In case it is needed again, I used the following print code (and diff) in the two versions of SplitMerge, to make sure the pointer array now looks the same in both cases.

// Print current state
printf("%4ld: ", number);
for (int ii = 0; ii < S->sTerms; ii++) {
       if ( (S->sPointer)[ii] ) {
               printf("X");
       }
       else {
               printf(".");
       }
}
printf("\n");
fflush(stdout);
tueda commented 3 weeks ago

Now it works on my MacBook Air.

jodavies commented 3 weeks ago

OK, that is good. I have run a few mincer benchmarks and did not see any performance impact. I think in FORM the term comparison is so expensive that no amount of pointer operations during the sort is noticable.

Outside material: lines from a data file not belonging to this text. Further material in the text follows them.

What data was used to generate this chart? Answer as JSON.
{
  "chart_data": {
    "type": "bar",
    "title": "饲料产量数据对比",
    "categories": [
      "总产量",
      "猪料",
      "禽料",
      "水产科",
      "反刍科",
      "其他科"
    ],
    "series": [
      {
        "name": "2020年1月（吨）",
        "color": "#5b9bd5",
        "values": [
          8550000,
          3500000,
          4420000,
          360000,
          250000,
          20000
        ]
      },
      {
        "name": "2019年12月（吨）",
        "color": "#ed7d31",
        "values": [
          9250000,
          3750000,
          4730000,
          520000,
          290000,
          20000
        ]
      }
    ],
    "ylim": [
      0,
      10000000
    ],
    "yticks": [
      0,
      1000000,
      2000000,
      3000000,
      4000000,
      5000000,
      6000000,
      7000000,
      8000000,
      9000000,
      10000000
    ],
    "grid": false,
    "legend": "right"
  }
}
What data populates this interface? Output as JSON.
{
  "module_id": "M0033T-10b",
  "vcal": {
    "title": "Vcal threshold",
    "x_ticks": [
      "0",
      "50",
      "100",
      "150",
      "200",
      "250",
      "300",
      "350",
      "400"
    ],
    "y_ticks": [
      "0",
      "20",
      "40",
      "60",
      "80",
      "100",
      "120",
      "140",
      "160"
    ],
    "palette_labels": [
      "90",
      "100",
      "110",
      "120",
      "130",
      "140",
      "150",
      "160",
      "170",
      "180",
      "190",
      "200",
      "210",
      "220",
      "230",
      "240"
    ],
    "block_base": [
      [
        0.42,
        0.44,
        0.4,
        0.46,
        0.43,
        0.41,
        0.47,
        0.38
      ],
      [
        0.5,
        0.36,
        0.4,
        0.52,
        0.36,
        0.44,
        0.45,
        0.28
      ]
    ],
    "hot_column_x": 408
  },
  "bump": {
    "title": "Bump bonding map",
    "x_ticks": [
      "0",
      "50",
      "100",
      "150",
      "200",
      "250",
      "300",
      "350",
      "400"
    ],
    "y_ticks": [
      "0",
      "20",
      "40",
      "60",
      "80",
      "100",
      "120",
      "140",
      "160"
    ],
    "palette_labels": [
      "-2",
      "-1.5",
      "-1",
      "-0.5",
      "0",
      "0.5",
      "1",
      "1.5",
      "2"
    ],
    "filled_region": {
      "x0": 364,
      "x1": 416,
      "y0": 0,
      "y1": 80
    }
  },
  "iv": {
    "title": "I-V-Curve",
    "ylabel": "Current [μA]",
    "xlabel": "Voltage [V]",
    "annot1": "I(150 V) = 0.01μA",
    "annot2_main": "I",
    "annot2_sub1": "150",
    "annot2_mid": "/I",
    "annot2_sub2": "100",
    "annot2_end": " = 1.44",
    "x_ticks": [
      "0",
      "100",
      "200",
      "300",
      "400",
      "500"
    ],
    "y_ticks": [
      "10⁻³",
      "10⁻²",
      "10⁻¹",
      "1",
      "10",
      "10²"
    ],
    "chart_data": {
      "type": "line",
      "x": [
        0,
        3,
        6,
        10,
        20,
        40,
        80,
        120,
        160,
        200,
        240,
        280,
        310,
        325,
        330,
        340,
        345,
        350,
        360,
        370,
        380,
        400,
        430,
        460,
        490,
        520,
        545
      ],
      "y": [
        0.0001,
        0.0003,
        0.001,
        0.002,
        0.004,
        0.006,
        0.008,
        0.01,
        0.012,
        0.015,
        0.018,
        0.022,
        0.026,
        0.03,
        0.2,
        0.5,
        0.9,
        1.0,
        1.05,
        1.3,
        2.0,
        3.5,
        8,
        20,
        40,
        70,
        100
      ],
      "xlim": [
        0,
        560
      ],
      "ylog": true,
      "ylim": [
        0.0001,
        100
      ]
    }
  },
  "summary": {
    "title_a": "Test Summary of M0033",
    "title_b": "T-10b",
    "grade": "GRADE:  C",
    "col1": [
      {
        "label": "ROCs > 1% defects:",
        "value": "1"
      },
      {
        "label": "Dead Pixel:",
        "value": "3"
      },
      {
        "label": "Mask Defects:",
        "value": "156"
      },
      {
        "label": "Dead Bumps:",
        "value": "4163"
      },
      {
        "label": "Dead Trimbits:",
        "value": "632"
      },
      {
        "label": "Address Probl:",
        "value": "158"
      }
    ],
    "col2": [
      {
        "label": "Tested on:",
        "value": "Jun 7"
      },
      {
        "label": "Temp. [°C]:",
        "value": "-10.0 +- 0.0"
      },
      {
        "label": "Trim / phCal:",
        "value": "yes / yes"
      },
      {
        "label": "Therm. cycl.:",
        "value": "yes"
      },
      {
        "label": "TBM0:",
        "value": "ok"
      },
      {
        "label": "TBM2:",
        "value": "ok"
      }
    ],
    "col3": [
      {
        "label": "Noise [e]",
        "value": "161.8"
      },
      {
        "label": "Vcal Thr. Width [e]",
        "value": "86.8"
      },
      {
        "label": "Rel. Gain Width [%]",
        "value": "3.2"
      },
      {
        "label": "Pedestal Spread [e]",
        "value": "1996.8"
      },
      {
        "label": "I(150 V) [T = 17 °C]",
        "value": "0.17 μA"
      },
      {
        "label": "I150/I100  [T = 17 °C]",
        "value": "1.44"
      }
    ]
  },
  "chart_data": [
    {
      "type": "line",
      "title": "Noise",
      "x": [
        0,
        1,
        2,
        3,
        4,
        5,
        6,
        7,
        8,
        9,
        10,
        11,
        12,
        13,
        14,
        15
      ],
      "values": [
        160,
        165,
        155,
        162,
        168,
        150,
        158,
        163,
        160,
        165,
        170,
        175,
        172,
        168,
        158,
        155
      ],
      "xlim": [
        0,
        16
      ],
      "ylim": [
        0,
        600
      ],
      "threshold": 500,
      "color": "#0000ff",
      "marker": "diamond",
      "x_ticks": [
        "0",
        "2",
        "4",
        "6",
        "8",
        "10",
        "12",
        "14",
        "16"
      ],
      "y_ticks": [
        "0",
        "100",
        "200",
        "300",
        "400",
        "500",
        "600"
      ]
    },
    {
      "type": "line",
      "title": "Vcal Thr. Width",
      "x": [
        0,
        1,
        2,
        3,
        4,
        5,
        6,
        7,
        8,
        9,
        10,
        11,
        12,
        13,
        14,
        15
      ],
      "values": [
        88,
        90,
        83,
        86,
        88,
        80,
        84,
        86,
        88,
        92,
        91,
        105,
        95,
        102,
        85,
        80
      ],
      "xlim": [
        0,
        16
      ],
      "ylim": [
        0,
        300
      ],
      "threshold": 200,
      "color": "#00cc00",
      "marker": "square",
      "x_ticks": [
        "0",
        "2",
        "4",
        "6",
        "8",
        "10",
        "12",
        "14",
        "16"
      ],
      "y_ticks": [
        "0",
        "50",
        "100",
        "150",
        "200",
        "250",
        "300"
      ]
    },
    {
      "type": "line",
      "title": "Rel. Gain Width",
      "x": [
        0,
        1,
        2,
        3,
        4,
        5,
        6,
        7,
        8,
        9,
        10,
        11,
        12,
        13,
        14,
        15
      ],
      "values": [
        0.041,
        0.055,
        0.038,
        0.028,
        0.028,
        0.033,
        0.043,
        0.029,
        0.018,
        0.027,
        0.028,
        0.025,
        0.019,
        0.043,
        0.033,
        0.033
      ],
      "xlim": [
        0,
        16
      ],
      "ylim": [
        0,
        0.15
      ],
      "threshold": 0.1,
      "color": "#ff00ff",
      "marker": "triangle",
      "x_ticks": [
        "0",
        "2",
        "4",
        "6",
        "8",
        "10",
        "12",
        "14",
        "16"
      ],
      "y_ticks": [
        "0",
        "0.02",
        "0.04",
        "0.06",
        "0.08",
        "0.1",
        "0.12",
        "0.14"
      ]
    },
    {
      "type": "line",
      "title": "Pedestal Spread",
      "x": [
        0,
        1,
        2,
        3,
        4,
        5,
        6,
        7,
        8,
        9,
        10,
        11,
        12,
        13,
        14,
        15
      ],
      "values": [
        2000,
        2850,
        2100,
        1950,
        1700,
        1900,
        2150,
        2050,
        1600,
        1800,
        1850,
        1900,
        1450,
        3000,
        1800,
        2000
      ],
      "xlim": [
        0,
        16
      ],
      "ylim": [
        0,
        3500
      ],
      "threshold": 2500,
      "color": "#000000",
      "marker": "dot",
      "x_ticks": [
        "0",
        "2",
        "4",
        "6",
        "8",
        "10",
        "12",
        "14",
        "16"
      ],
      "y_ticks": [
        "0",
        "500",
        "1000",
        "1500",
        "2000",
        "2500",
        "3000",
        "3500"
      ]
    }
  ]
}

I have a "re-written" version of SplitMerge with some variable name changes and a bunch of commentary to make sure I understand it. Maybe the "improvement in the style of Timsort" can be further improved; at the moment it checks the right-hand half of the left array for the merge point of the right array with a binary search. In principle one could check the entire left array for the merge point, instead of just giving up immediately if the terms are not ordered at the midpoint. Maybe Jos already tested this at the time, and found it not to help? I will test this, but it would be for a new PR.